Introduction 2Department of Woman, Child and Public Health, Fondazione Policlinico Universitario A. Gemelli IRCCS, Italy
Complete disease removal during cytoreductive surgery for AEOC is the main prognostic factor for both PDS and IDS. While a unanimous consensus exists on the RT=0 during PDS, the same is not true for IDS. Many surgeons do not consider necessary the removal of macroscopically normal or with apparent scarring areas peritoneum.
This study aims to establish whether the intraoperative visual assessment can be a sufficiently sensitive tool to identify the presence or absence of residual disease.
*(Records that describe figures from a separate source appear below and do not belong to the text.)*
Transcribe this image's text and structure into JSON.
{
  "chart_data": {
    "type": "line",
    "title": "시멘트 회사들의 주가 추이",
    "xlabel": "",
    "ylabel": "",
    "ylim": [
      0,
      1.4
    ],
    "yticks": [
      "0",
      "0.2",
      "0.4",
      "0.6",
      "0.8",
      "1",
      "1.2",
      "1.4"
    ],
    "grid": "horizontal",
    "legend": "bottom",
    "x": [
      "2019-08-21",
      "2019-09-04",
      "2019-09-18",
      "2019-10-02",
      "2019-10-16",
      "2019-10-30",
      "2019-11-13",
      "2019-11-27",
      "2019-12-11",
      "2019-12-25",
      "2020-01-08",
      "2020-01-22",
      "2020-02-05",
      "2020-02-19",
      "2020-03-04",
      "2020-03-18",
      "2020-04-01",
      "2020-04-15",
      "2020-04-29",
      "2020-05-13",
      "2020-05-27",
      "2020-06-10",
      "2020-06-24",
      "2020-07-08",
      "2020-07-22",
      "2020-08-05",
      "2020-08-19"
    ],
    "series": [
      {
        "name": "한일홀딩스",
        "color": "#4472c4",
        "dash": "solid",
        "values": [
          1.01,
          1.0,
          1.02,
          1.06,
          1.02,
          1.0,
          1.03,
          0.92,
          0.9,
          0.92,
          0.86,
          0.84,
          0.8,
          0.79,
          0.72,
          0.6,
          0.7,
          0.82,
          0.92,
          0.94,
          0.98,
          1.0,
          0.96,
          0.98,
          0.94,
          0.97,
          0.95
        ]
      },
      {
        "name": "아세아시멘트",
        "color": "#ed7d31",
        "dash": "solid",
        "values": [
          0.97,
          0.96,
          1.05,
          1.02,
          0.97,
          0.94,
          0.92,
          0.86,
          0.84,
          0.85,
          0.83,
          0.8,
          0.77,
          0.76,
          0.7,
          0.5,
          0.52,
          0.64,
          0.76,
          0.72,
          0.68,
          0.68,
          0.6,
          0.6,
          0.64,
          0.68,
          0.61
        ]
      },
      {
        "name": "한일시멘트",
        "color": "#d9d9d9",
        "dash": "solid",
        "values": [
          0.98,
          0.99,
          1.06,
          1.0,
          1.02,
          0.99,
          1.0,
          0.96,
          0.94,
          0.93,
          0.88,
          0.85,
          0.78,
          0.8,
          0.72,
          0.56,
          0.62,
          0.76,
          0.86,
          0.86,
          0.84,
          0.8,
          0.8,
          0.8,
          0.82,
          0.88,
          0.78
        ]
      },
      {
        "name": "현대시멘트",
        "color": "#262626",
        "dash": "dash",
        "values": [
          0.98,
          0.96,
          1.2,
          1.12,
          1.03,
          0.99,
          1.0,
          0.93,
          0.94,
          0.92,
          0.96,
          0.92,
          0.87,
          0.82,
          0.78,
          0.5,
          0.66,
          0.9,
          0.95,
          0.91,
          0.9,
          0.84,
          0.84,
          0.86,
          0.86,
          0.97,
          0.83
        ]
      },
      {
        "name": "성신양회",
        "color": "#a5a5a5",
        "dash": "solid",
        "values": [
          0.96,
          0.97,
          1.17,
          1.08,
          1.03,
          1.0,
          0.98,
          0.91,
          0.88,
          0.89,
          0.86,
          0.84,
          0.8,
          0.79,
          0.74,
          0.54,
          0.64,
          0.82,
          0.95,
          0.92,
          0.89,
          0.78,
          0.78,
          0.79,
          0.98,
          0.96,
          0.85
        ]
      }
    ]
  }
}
Methods Observational retrospective study. Pre-operative, surgical and histopathological features of patients subjected to IDS with visually-suspected (figure 1) or certain (figure 2) residual disease at the level of the right diaphragmatic peritoneum, have been collected.
Results The study included 155 patients, with 92 patients classified as patients with ‘Visually-Pathologic diaphragmatic peritoneum’ (group-1) and 63 as patients with Visually-Suspected diaphragmatic peritoneum’(group-2).
In group-1, all diaphragmatic specimens resulted positive, while group-2 showed 19% of patients with negative histological results and 81% with positive specimens.
Visual examination showed a sensitivity of 64.3% and a specificity of 100%. PPV has been of 100% while NPV has been of 19%. Accuracy was of 67% (k=0.218).
Frozen section evaluation was applied in 28 cases, and showed an accuracy of 92.6% (k=0.700).
Conclusions Visually suspected areas often hide micro-macroscopic residual disease after chemotherapy. Frozen section of suspicious areas could be the key to perform a patient tailored surgery.